落雪主峰。
苏铭大字型瘫在宽敞的寒玉床上,双眼发直地盯着冰晶雕刻的天花板,眼底失去了原本那种吊儿郎当的光芒,活像是一条被抽空了灵魂的腌咸鱼。
幽蓝色的冰霜锁链早就散去了,但他这会儿连抬起一根手指头的力气都欠奉。
太狠了。
这女人不仅跨越了三个大境界用修为强行压制,更是不讲道理地汲取着他体内的纯阳气血和阴阳本源。
整整一宿。
王源境巅峰半步圣源的体质强悍得离谱,苏铭这具堪称恐怖的玄龙霸体,头一次在这方面吃了大亏,硬生生被折腾得几近干涸。
名副其实的生无可恋。
与之形成鲜明对比的,是站在床榻边梳理长发的詹明镜。
这位冰山副院长此刻披着一件宽大的月白色锦袍,素白纤细的玉颈上还残留着几抹未褪的红晕。
饱吸了极品的纯阳气血后,她体内不仅没有了半分走火入魔的隐患,连带着那层卡了数十年的圣源境屏障,都真真切切地松动了一丝。
整个人容光焕发,肌肤犹如上好的羊脂玉般散发着健康温润的光泽,哪里还有半点之前冰冷死寂的模样。
詹明镜系好腰间的流苏,偏过头看着床榻上一脸生无可恋的苏铭,凤眸深处划过一抹不易察觉的羞赧,但表面上依旧维持着高高在上的清冷威严。
“别装死。你修炼的功法特殊,这点损耗休养两日便能补回来。”
詹明镜冷哼一声,手腕翻转间,一枚雕刻着霜雪纹路的白玉令牌脱手而出,稳稳落在了苏铭的胸膛上。
“这是什么?”
苏铭有气无力地斜了眼胸口的玉牌。
“落雪主峰地底宝库的通行禁钥。”
詹明镜转过身,背对着苏铭,声线中带着不容反驳的霸道:
“本座向来赏罚分明。你既然留在了落雪主峰,剑院晏青丝能给你的东西,本座一样不少你的。”
“地底宝库里存放着本座这几百年积攒的灵物和源晶,你缺什么,自己下去拿。没有本座的命令,不准踏出主峰半步。”
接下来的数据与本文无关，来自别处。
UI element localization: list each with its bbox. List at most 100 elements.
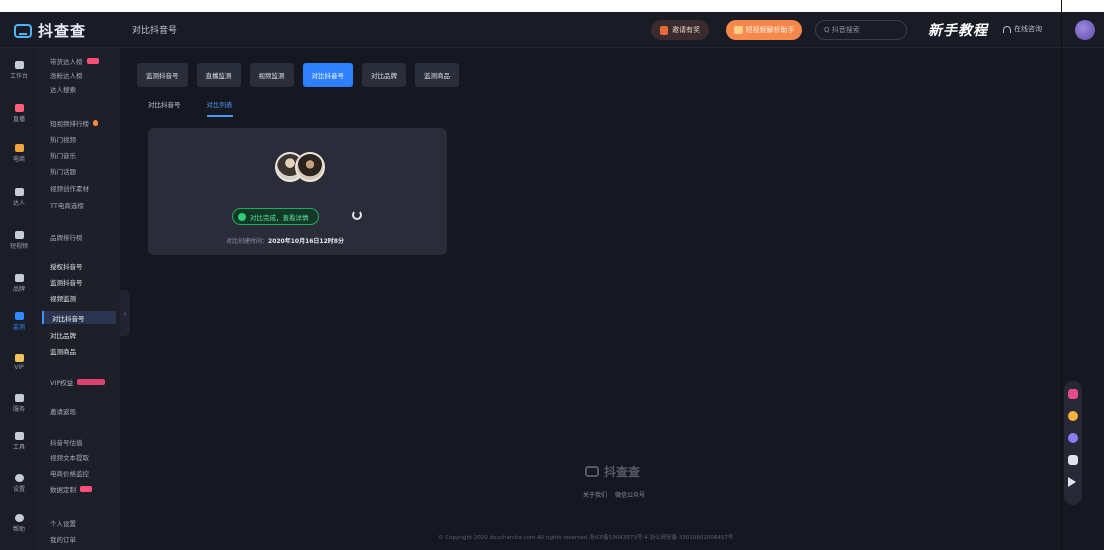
submenu-item[interactable]: 个人设置 (50, 518, 76, 528)
submenu-item[interactable]: VIP权益 (50, 377, 106, 387)
submenu-item[interactable]: 品牌排行榜 (50, 232, 83, 242)
logo-icon (585, 466, 599, 477)
status-label: 对比完成，查看详情 (250, 213, 309, 222)
customer-service-label: 在线咨询 (1014, 25, 1042, 33)
logo-icon (14, 23, 32, 38)
rail-item-brand[interactable]: 品牌 (0, 274, 38, 293)
tool-icon (14, 432, 24, 440)
submenu-item[interactable]: 视频监测 (50, 293, 76, 303)
tab-live-monitor[interactable]: 直播监测 (196, 63, 241, 87)
rail-item-help[interactable]: 帮助 (0, 514, 38, 533)
footer-link-about[interactable]: 关于我们 (583, 490, 607, 499)
customer-service-link[interactable]: 在线咨询 (1003, 24, 1042, 34)
tab-compare-brand[interactable]: 对比品牌 (362, 63, 406, 87)
submenu-item[interactable]: 邀请返现 (50, 406, 76, 416)
created-time: 对比创建时间：2020年10月16日12时8分 (226, 236, 344, 245)
chat-icon[interactable] (1068, 389, 1078, 399)
tab-video-monitor[interactable]: 视频监测 (249, 63, 294, 87)
fire-icon (93, 120, 98, 126)
crown-icon (14, 354, 24, 362)
avatar[interactable] (1075, 20, 1095, 40)
floating-toolbar (1064, 381, 1082, 505)
comparison-card[interactable]: 对比完成，查看详情 对比创建时间：2020年10月16日12时8分 (148, 128, 447, 255)
submenu-item[interactable]: 热门音乐 (50, 150, 76, 160)
submenu-item[interactable]: 带货达人榜 (50, 56, 99, 66)
submenu-item[interactable]: 授权抖音号 (50, 261, 83, 271)
settings-icon (14, 474, 24, 482)
tab-monitor-account[interactable]: 监测抖音号 (137, 63, 188, 87)
submenu-item[interactable]: 视频文本提取 (50, 452, 89, 462)
submenu-item[interactable]: 我的订单 (50, 534, 76, 544)
submenu-item-selected[interactable]: 对比抖音号 (42, 311, 116, 324)
app-logo[interactable]: 抖查查 (14, 20, 86, 41)
copyright: © Copyright 2020 doucharcha.com All righ… (438, 535, 734, 541)
hot-badge (80, 486, 92, 492)
check-circle-icon (238, 212, 246, 221)
submenu-item[interactable]: 监测抖音号 (50, 277, 83, 287)
rail-item-ecommerce[interactable]: 电商 (0, 144, 38, 163)
live-icon (14, 104, 24, 112)
invite-reward-label: 邀请有奖 (672, 26, 700, 34)
search-input[interactable]: Q 抖音搜索 (815, 20, 907, 40)
submenu-item[interactable]: 数据定制 (50, 484, 92, 494)
play-icon[interactable] (1068, 477, 1076, 487)
invite-reward-button[interactable]: 邀请有奖 (651, 20, 709, 40)
video-parse-button[interactable]: 短视频解析助手 (726, 20, 802, 40)
tiktok-icon (14, 188, 24, 196)
rail-item-monitor[interactable]: 监测 (0, 312, 38, 331)
app-window: 抖查查 对比抖音号 邀请有奖 短视频解析助手 Q 抖音搜索 新手教程 在线咨询 … (0, 12, 1104, 550)
video-icon (14, 231, 24, 239)
submenu-item[interactable]: 短视频排行榜 (50, 118, 98, 128)
submenu-item[interactable]: 对比品牌 (50, 330, 76, 340)
diamond-icon[interactable] (1068, 433, 1078, 443)
refresh-icon[interactable] (352, 210, 362, 220)
submenu-item[interactable]: 视频创作素材 (50, 183, 89, 193)
rail-item-settings[interactable]: 设置 (0, 474, 38, 493)
footer-logo-text: 抖查查 (604, 465, 641, 479)
footer-links: 关于我们 微信公众号 (583, 490, 645, 499)
rail-item-creator[interactable]: 达人 (0, 188, 38, 207)
sub-tabs: 对比抖音号 对比列表 (148, 99, 233, 117)
rail-item-vip[interactable]: VIP (0, 354, 38, 371)
right-edge-line (1061, 0, 1062, 550)
rail-item-service[interactable]: 服务 (0, 394, 38, 413)
top-bar: 抖查查 对比抖音号 邀请有奖 短视频解析助手 Q 抖音搜索 新手教程 在线咨询 (0, 12, 1104, 48)
service-icon (14, 394, 24, 402)
vip-badge (77, 379, 106, 385)
compared-avatars (269, 152, 329, 186)
shop-icon (14, 144, 24, 152)
rail-item-workbench[interactable]: 工作台 (0, 61, 38, 80)
submenu-item[interactable]: 抖音号估值 (50, 437, 83, 447)
footer-link-wechat[interactable]: 微信公众号 (615, 490, 645, 499)
submenu-item[interactable]: 涨粉达人榜 (50, 70, 83, 80)
view-details-button[interactable]: 对比完成，查看详情 (232, 208, 319, 225)
headset-icon (1003, 25, 1011, 33)
submenu-item[interactable]: 电商价格监控 (50, 468, 89, 478)
brand-icon (14, 274, 24, 282)
help-icon (14, 514, 24, 522)
icon-rail: 工作台 直播 电商 达人 短视频 品牌 监测 VIP 服务 工具 设置 帮助 (0, 48, 38, 550)
submenu-item[interactable]: 热门视频 (50, 134, 76, 144)
monitor-icon (14, 312, 24, 320)
tutorial-link[interactable]: 新手教程 (928, 20, 988, 40)
submenu-item[interactable]: 监测商品 (50, 346, 76, 356)
rail-item-live[interactable]: 直播 (0, 104, 38, 123)
grid-icon (14, 61, 24, 69)
submenu-item[interactable]: TT电商选榜 (50, 200, 84, 210)
home-icon[interactable] (1068, 455, 1078, 465)
monitor-tabs: 监测抖音号 直播监测 视频监测 对比抖音号 对比品牌 监测商品 (137, 63, 459, 87)
emoji-icon[interactable] (1068, 411, 1078, 421)
sub-menu: 带货达人榜 涨粉达人榜 达人搜索 短视频排行榜 热门视频 热门音乐 热门话题 视… (38, 48, 120, 550)
rail-item-short-video[interactable]: 短视频 (0, 231, 38, 250)
tab-compare-account[interactable]: 对比抖音号 (302, 63, 353, 87)
collapse-sidebar-handle[interactable]: ‹ (120, 290, 130, 336)
created-time-value: 2020年10月16日12时8分 (268, 238, 344, 245)
subtab-compare-account[interactable]: 对比抖音号 (148, 99, 181, 117)
footer-logo: 抖查查 (585, 463, 640, 480)
rail-item-tools[interactable]: 工具 (0, 432, 38, 451)
tab-monitor-product[interactable]: 监测商品 (415, 63, 459, 87)
subtab-compare-list[interactable]: 对比列表 (206, 99, 233, 117)
submenu-item[interactable]: 热门话题 (50, 166, 76, 176)
submenu-item[interactable]: 达人搜索 (50, 84, 76, 94)
logo-text: 抖查查 (38, 22, 87, 40)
撂下这番话,詹明镜似乎实在受不了密室里这股尚未散去的靡靡之气,身前的空间微微扭曲,直接撕裂虚空遁走了。
“宝库禁钥?”
苏铭一把抓起玉牌,指腹摩挲着上面的霜雪纹路,原本空洞的眼神瞬间亮起了精光。
一个半步圣源境大能几百年积攒的宝库!
这女人出手,果真大气。
苏铭慢吞吞地从寒玉床上坐起来,揉了揉发酸的后腰,嘴角扯出一抹痞笑。
“虽说过程惨烈了点,但这吃软饭的感觉,确实是一条康庄大道啊。”
他将散落在地上的破烂衣物踢到一边,从阴阳戒里摸出一套崭新的玄色长袍换上。
有宝库这种海量资源等着,他现在连腿都不酸了。
……
与此同时,太初内院,麒麟院深处。
轰隆!
一声惊天动地的巨响撕裂了清晨的宁静。
麒麟院主殿后方的闭关石室轰然炸碎,一道粗壮的暗红色血气光柱直冲云霄,将大片云层染成了触目惊心的铁锈色。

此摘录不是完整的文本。